Today my internship people took me around the metropolitan area of Santo Domingo on various forms of transit that I've mentioned before: the metro, a guagua, and a carro publico. First, we took the metro. It's very new, opened in 2009, and the cars look almost exactly like the cars on the VTA light rail in San Jose.
I'm a veteran of public transit. I got my drivers license in 2008 when I was 26, the same weekend that The Dark Knight came out in theatres. The second thing I did with my freshly minted license was drive myself to the movie. The first thing I did was back up over a curb at the Boys and Girls Club near my old house and have a panic attack before fleeing.
That digression has a point. Really. Before I drove everywhere, I practically lived on BART, a subway-esque system in the San Francisco Bay Area. I took BART to work, school, baseball games, and everywhere else I wanted to go.
I was impressed with the metro in Santo Domingo. It meets with my approval. Clean, efficient, air conditioned, and cheap--fifty pesos a ride.
Next it was the carro publico. It's a cross between a taxi and a bus. That's the best way I can explain it, because the carros are regular old cars that run on fixed routes on main roads in the metro area and often times you can find a group of them waiting for passengers on certain corners and streets. What makes them different from taxis is that six passengers cram into a car, typically a smaller model Honda or Toyota, and the driver doesn't leave until he has six passengers. Two in front, four in back. And they can be six completely different people. When you want to get out, you let the driver know and you just bail out as soon as you stop.
The guagua is the bus, similar to the carros in poor quality of the vehicle, in the amount of people crammed in, and that they both take fixed routes. I saw the cobrador in full effect while on the guagua. The cobrador is a guy who hangs out the door of the bus telling people to get on. When the guagua stops the cobrador walks around asking people where they want to go, and if his guagua can get them there, he tells them to get on the bus. Then he runs after the bus, gets on, and repeats the process all over again at another stop.

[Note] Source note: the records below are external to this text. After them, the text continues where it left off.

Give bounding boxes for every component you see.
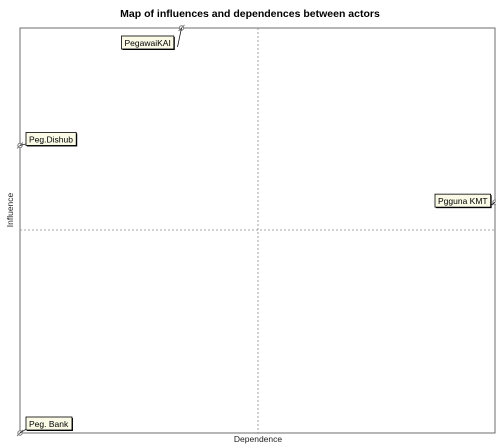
point-label: Peg.Dishub	[29, 134, 73, 144]
point-label: Pgguna KMT	[438, 196, 488, 206]
point-label: PegawaiKAI	[125, 38, 171, 48]
x-axis-label: Dependence	[234, 434, 282, 444]
data-point: Peg.Dishub	[16, 132, 78, 149]
point-label-box	[121, 35, 175, 50]
point-label-box	[434, 193, 492, 208]
data-point: Peg. Bank	[16, 416, 73, 437]
point-label: Peg. Bank	[29, 419, 69, 429]
point-label-box	[25, 132, 77, 146]
chart-title: Map of influences and dependences betwee…	[120, 8, 380, 20]
point-label-box	[25, 416, 73, 431]
point-leader-line	[490, 201, 496, 206]
y-axis-label: Influence	[5, 192, 15, 227]
data-point: PegawaiKAI	[121, 24, 185, 50]
plot-area-frame	[19, 27, 496, 434]
point-leader-line	[177, 27, 182, 48]
data-points: PegawaiKAI Peg.Dishub Pgguna KMT Peg. Bank	[16, 24, 496, 437]
data-point: Pgguna KMT	[434, 193, 496, 209]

I gotta say, we could use cobradors in the States.
I've been out in traffic a few times now, both as a passenger in carros and guaguas and private cars, and as a pedestrian. The traffic here is a free for all with several cars side by side in one lane, speeding, completely ignoring traffic signs and signals, and blaring horns. But it moves. Sometimes I think I'd rather deal with the complete clusterfuck of traffic here over sitting on a Bay Area freeway without moving for 40 minutes (I'm looking at you, 680). And it drives me insane when people honk at me while I'm driving in the States. Here, I accept the constant honking as the way things are.
Guagua and carros publicos are typically pretty cheap, around 25-50 pesos depending on where you go.
We walked home after our public transit tour we passed by a colmado, the corner/liquor stores I described before that deliver. I got a green apple soda and Spongebob Squarepants Cheetos. I bought the Cheetos just because Spongebob was on the bag. I love SBSP. They turned out to be really delicious, completely unlike Cheetos I've had in the States. Oh and Spongebob is called "Bob Esponja" here.
This amuses me.
The colmados and bodegas on the corners are things I'd die to have in San Jose. The best we can get is 7-11. While 7-11 can save my life at 3am, I want more. I've seen a world where I can have more, and where I can have it delivered to me for an extra 20 pesos. How can I live a different life now?
A few blocks down the street from our apartment there's a statue of someone whom I can't remember. Forgive me. In the context of famous Dominicans, it's not Trujillo, Duarte, the Mirabel sisters, Leonel Fernandez, Oscar de la Renta, or David Ortiz, chances are I don't know who it is yet.
The man honored at the statue may not be important. What caught my eye about the statue was a single Red Vine on the corner of the square base, lined up at a perfect angle. I saw another at a different corner of the base, then another, and one more. Someone had place a Red Vine at perfect angles on each of the corners of the base. I decided it was a tribute to the man I couldn't identify. At least someone thinks he's important enough to be honored with candy.
Big weekend ahead, with a film festival event at FUNGLODE and a real honest possibility to meet the president of the DR, Leonel Fernandez. Indhira and I might go out Friday or Sunday night. Then MONDAY is our trip to La Zona Colonial and I'm beside myself with excitement about that.